Giving Compass' Take:

• Rachel Tompa illustrates why targeted cancer treatments are critical for improving outcomes for cancer patients.  

• How can funders work to advance the research around targeted cancer treatments? How can we work to make targeted treatments more equitable?

• Learn how to fund cancer research


There have been low points for Dr. Wenying Shou. When her father was first diagnosed with stage 4 lymphoma while visiting her in Seattle, just a year after she’d joined the Hutch. When his oncologist told him his cancer was incurable and he likely had only two years to live. And when, after her father had beaten the odds and was in remission five years past his diagnosis, her mother, Lingyan Fang, was diagnosed with rectal cancer.

For Shou, both stories point to the importance of developing better, more targeted treatments for cancer.

If we really understood how things work, we might be able to design much more specific drugs that work much more potently, with much fewer side effects.
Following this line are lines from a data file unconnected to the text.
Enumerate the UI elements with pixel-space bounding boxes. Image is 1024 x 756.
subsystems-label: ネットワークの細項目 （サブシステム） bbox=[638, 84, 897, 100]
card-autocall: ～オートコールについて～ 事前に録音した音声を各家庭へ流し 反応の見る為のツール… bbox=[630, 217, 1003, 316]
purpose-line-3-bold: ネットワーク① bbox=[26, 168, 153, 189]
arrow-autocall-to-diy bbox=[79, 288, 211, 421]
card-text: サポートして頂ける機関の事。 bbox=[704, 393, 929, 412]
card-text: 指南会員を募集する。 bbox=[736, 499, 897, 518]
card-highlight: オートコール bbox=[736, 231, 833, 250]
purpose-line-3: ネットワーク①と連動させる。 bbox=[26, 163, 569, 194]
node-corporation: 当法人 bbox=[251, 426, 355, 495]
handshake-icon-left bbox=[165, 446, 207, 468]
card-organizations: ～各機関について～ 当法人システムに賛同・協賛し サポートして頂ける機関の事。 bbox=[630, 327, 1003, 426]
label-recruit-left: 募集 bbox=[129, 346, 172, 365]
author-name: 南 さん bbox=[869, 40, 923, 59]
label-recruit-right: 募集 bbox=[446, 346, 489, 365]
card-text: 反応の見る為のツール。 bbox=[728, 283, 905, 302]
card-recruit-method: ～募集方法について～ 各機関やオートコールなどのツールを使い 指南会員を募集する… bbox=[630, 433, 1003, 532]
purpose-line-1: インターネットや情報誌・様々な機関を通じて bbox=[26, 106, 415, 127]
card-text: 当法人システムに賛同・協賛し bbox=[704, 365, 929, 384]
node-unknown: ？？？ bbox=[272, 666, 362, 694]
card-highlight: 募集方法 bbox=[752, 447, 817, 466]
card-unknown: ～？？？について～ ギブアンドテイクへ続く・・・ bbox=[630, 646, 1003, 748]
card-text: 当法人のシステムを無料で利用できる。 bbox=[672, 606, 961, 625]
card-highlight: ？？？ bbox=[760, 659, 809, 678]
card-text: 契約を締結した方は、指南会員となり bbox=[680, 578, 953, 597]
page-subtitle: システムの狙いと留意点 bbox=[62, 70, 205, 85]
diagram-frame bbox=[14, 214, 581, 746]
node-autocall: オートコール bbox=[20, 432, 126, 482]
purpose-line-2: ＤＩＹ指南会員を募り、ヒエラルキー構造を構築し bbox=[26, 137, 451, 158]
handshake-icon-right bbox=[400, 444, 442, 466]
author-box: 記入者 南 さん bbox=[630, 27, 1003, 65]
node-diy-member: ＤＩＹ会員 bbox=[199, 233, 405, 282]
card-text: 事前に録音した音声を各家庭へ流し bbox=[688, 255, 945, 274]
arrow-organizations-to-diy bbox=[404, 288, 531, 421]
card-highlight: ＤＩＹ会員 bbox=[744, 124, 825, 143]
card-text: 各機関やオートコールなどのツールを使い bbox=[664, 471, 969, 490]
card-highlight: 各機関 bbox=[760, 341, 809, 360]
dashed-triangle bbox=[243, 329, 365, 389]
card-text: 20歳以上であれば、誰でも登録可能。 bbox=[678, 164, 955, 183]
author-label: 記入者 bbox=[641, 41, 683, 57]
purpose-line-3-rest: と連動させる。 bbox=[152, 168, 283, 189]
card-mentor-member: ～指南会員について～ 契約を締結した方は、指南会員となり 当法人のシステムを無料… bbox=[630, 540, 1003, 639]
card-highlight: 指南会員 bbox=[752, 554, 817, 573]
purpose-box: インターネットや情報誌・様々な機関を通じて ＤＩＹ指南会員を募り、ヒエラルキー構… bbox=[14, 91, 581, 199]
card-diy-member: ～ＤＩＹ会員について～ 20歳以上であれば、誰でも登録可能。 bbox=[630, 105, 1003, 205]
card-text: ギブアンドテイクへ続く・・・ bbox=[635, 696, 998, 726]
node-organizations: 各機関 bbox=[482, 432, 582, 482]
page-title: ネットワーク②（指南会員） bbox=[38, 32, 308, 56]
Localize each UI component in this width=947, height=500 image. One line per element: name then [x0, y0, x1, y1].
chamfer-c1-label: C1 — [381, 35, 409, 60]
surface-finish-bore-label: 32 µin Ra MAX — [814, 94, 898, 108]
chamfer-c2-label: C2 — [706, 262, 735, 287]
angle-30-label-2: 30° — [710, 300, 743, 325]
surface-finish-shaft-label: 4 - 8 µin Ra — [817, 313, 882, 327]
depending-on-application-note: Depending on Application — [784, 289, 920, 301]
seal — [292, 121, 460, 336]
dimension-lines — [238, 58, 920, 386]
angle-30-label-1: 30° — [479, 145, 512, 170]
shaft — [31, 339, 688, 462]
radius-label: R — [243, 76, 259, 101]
Her father benefited from one such approach: an experimental radioactive antibody developed at the Hutch that homes to cancerous cells in the blood, causing less damage to healthy tissues compared with total-body radiation. Zhonghao Shou had relatively few side effects.

These targeted therapies were not available for Fang. Because of the size and placement of her tumor, she had to have large sections of her colon and rectum removed. That procedure and the subsequent chemotherapy left her with long-lasting pain and chronic difficulties controlling her bowel functions that disrupt her sleep on a regular basis.